Eis o Brasil que fui encontrar, eis o cenário que estava longe de desejar. Depois do que ouvi, creio agora que, quanto pior, melhor, para que os acontecimentos políticos avancem decisivamente e algo de muito significativo possa ocorrer e não mais seja necessário que a Oposição política e o Poder Judicial brasileiros venham reunir-se em Lisboa como que temendo represálias físicas lá dentro.
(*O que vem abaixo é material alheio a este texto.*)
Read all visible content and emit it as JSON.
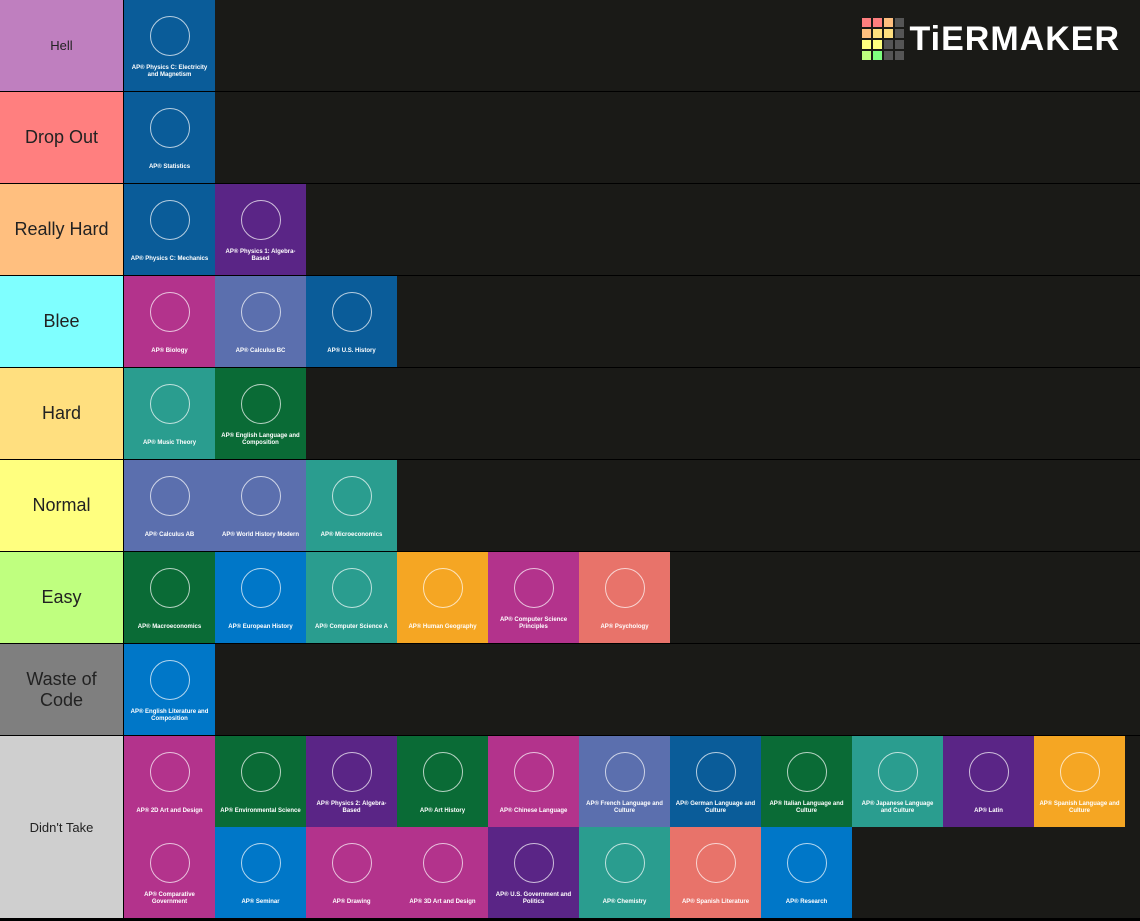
{
  "logo": "TiERMAKER",
  "tiers": [
    {
      "label": "Hell",
      "color": "#bf7fbf",
      "items": [
        {
          "label": "AP® Physics C: Electricity and Magnetism",
          "color": "#0a5c99"
        }
      ]
    },
    {
      "label": "Drop Out",
      "color": "#ff7f7f",
      "items": [
        {
          "label": "AP® Statistics",
          "color": "#0a5c99"
        }
      ]
    },
    {
      "label": "Really Hard",
      "color": "#ffbf7f",
      "items": [
        {
          "label": "AP® Physics C: Mechanics",
          "color": "#0a5c99"
        },
        {
          "label": "AP® Physics 1: Algebra-Based",
          "color": "#5a2586"
        }
      ]
    },
    {
      "label": "Blee",
      "color": "#7fffff",
      "items": [
        {
          "label": "AP® Biology",
          "color": "#b3338c"
        },
        {
          "label": "AP® Calculus BC",
          "color": "#5b6fae"
        },
        {
          "label": "AP® U.S. History",
          "color": "#0a5c99"
        }
      ]
    },
    {
      "label": "Hard",
      "color": "#ffdf7f",
      "items": [
        {
          "label": "AP® Music Theory",
          "color": "#2a9d8f"
        },
        {
          "label": "AP® English Language and Composition",
          "color": "#0a6b36"
        }
      ]
    },
    {
      "label": "Normal",
      "color": "#ffff7f",
      "items": [
        {
          "label": "AP® Calculus AB",
          "color": "#5b6fae"
        },
        {
          "label": "AP® World History Modern",
          "color": "#5b6fae"
        },
        {
          "label": "AP® Microeconomics",
          "color": "#2a9d8f"
        }
      ]
    },
    {
      "label": "Easy",
      "color": "#bfff7f",
      "items": [
        {
          "label": "AP® Macroeconomics",
          "color": "#0a6b36"
        },
        {
          "label": "AP® European History",
          "color": "#0077c8"
        },
        {
          "label": "AP® Computer Science A",
          "color": "#2a9d8f"
        },
        {
          "label": "AP® Human Geography",
          "color": "#f5a623"
        },
        {
          "label": "AP® Computer Science Principles",
          "color": "#b3338c"
        },
        {
          "label": "AP® Psychology",
          "color": "#e8736a"
        }
      ]
    },
    {
      "label": "Waste of Code",
      "color": "#7f7f7f",
      "items": [
        {
          "label": "AP® English Literature and Composition",
          "color": "#0077c8"
        }
      ]
    },
    {
      "label": "Didn't Take",
      "color": "#cfcfcf",
      "items": [
        {
          "label": "AP® 2D Art and Design",
          "color": "#b3338c"
        },
        {
          "label": "AP® Environmental Science",
          "color": "#0a6b36"
        },
        {
          "label": "AP® Physics 2: Algebra-Based",
          "color": "#5a2586"
        },
        {
          "label": "AP® Art History",
          "color": "#0a6b36"
        },
        {
          "label": "AP® Chinese Language",
          "color": "#b3338c"
        },
        {
          "label": "AP® French Language and Culture",
          "color": "#5b6fae"
        },
        {
          "label": "AP® German Language and Culture",
          "color": "#0a5c99"
        },
        {
          "label": "AP® Italian Language and Culture",
          "color": "#0a6b36"
        },
        {
          "label": "AP® Japanese Language and Culture",
          "color": "#2a9d8f"
        },
        {
          "label": "AP® Latin",
          "color": "#5a2586"
        },
        {
          "label": "AP® Spanish Language and Culture",
          "color": "#f5a623"
        },
        {
          "label": "AP® Comparative Government",
          "color": "#b3338c"
        },
        {
          "label": "AP® Seminar",
          "color": "#0077c8"
        },
        {
          "label": "AP® Drawing",
          "color": "#b3338c"
        },
        {
          "label": "AP® 3D Art and Design",
          "color": "#b3338c"
        },
        {
          "label": "AP® U.S. Government and Politics",
          "color": "#5a2586"
        },
        {
          "label": "AP® Chemistry",
          "color": "#2a9d8f"
        },
        {
          "label": "AP® Spanish Literature",
          "color": "#e8736a"
        },
        {
          "label": "AP® Research",
          "color": "#0077c8"
        }
      ]
    }
  ]
}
E se esses temores são reais (durante esta minha breve estadia em solo brasileiro, um advogado que pedira a prisão de Lula foi assassinado no seu escritório por um matador que se fizera passar por cliente), então dá para perguntar onde está o Estado de Direito.
Garanto que o General Villas Bôas, Comandante Geral do Exército Brasileiro, não foi a Manaus enquanto eu lá estava para me pedir opinião sobre os acontecimentos no país dele mas, em compensação, explicou-me que as Forças Armadas agirão apenas no quadro constitucional. Sim, fiquei bastante mais tranquilo pois quando lá cheguei vi jeitos de se envolverem todos num grande sarilho connosco, inocentes turistas, metidos na algazarra. O Exército não está de prevenção, está alerta. O que quer isso dizer objectivamente na terminologia militar brasileira? Ignoro mas admito que tenham apenas posto a bala na câmara. Na câmara da espingarda, ainda não na dos Deputados.
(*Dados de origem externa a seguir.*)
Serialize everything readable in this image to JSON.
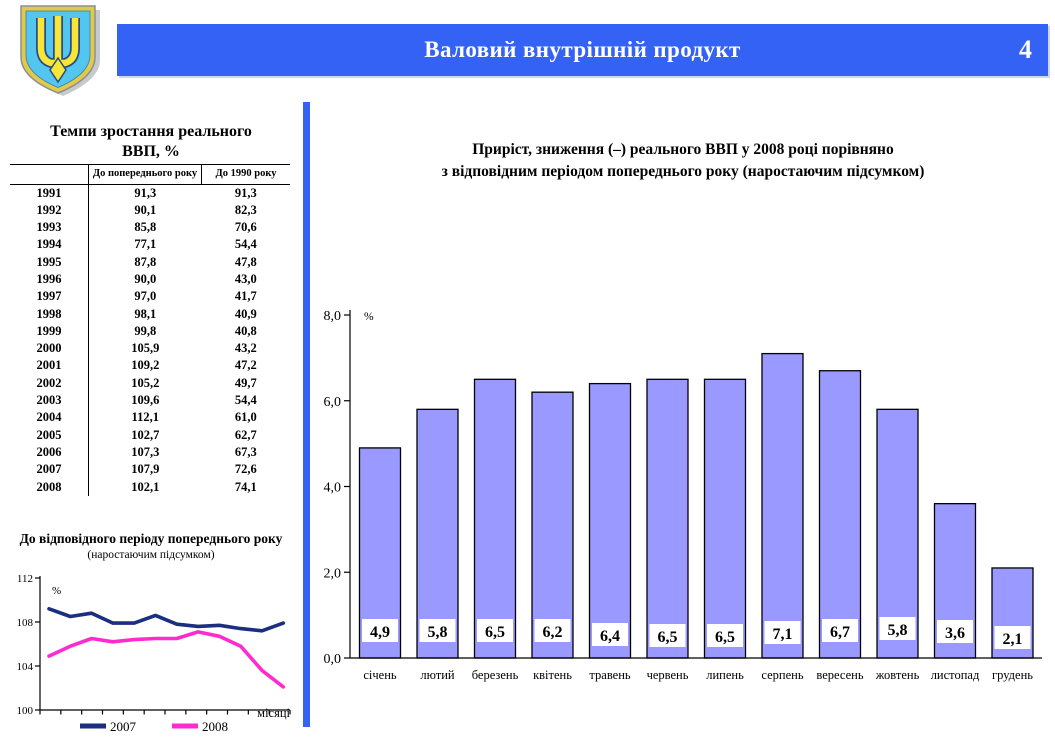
{
  "header": {
    "title": "Валовий внутрішній продукт",
    "page_number": "4"
  },
  "colors": {
    "header_blue": "#3462f5",
    "divider_blue": "#3462f5",
    "bar_fill": "#9999ff",
    "line_2007": "#1b2e7f",
    "line_2008": "#ff2bd1",
    "logo_shield_blue": "#52c6ee",
    "logo_trident_yellow": "#f7e635",
    "logo_border_gold": "#e3c94a"
  },
  "chart_data": [
    {
      "id": "gdp_growth_table",
      "type": "table",
      "title_line1": "Темпи зростання реального",
      "title_line2": "ВВП, %",
      "columns": [
        "",
        "До попереднього року",
        "До 1990 року"
      ],
      "rows": [
        [
          "1991",
          "91,3",
          "91,3"
        ],
        [
          "1992",
          "90,1",
          "82,3"
        ],
        [
          "1993",
          "85,8",
          "70,6"
        ],
        [
          "1994",
          "77,1",
          "54,4"
        ],
        [
          "1995",
          "87,8",
          "47,8"
        ],
        [
          "1996",
          "90,0",
          "43,0"
        ],
        [
          "1997",
          "97,0",
          "41,7"
        ],
        [
          "1998",
          "98,1",
          "40,9"
        ],
        [
          "1999",
          "99,8",
          "40,8"
        ],
        [
          "2000",
          "105,9",
          "43,2"
        ],
        [
          "2001",
          "109,2",
          "47,2"
        ],
        [
          "2002",
          "105,2",
          "49,7"
        ],
        [
          "2003",
          "109,6",
          "54,4"
        ],
        [
          "2004",
          "112,1",
          "61,0"
        ],
        [
          "2005",
          "102,7",
          "62,7"
        ],
        [
          "2006",
          "107,3",
          "67,3"
        ],
        [
          "2007",
          "107,9",
          "72,6"
        ],
        [
          "2008",
          "102,1",
          "74,1"
        ]
      ]
    },
    {
      "id": "mini_line_chart",
      "type": "line",
      "title": "До відповідного періоду попереднього року",
      "subtitle": "(наростаючим підсумком)",
      "ylabel": "%",
      "xlabel": "місяці",
      "ylim": [
        100,
        112
      ],
      "yticks": [
        100,
        104,
        108,
        112
      ],
      "grid": false,
      "legend_position": "bottom",
      "series": [
        {
          "name": "2007",
          "color": "#1b2e7f",
          "values": [
            109.2,
            108.5,
            108.8,
            107.9,
            107.9,
            108.6,
            107.8,
            107.6,
            107.7,
            107.4,
            107.2,
            107.9
          ]
        },
        {
          "name": "2008",
          "color": "#ff2bd1",
          "values": [
            104.9,
            105.8,
            106.5,
            106.2,
            106.4,
            106.5,
            106.5,
            107.1,
            106.7,
            105.8,
            103.6,
            102.1
          ]
        }
      ]
    },
    {
      "id": "main_bar_chart",
      "type": "bar",
      "title_line1": "Приріст, зниження (–) реального ВВП у 2008 році порівняно",
      "title_line2": "з відповідним періодом попереднього року (наростаючим підсумком)",
      "ylabel": "%",
      "ylim": [
        0,
        8
      ],
      "yticks": [
        0,
        2,
        4,
        6,
        8
      ],
      "ytick_labels": [
        "0,0",
        "2,0",
        "4,0",
        "6,0",
        "8,0"
      ],
      "grid": false,
      "bar_color": "#9999ff",
      "categories": [
        "січень",
        "лютий",
        "березень",
        "квітень",
        "травень",
        "червень",
        "липень",
        "серпень",
        "вересень",
        "жовтень",
        "листопад",
        "грудень"
      ],
      "values": [
        4.9,
        5.8,
        6.5,
        6.2,
        6.4,
        6.5,
        6.5,
        7.1,
        6.7,
        5.8,
        3.6,
        2.1
      ],
      "value_labels": [
        "4,9",
        "5,8",
        "6,5",
        "6,2",
        "6,4",
        "6,5",
        "6,5",
        "7,1",
        "6,7",
        "5,8",
        "3,6",
        "2,1"
      ],
      "value_label_dy": [
        0,
        0,
        0,
        0,
        4,
        5,
        5,
        2,
        0,
        -2,
        1,
        7
      ]
    }
  ]
}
E porquê tanta relevância à quadrícula militar amazonense? É que é lá que está toda a estrutura de guerra na floresta (a tal que foi à Colômbia acabar com as FARC a pedido do Governo daquele país) a fazer a segurança do triângulo fronteiriço Brasil-Venezuela-Colômbia, região por onde o PT poderia ter a veleidade de pedir ajuda a um qualquer Maduro esquerdino das redondezas.
O que captei da mensagem do General ao Governo foi: não agiremos fora do quadro constitucional vigente mas não pensem que os vossos amiguinhos de fora podem entrar por aqui nem por qualquer outro ponto mais aberto da fronteira.
E eu fiquei muito mais tranquilo para navegar no Solimões e no Negro e me embrenhar na floresta a ver cobras, macacos e índios. Avisadamente, não me propus nadar com jacarés nem com piranhas.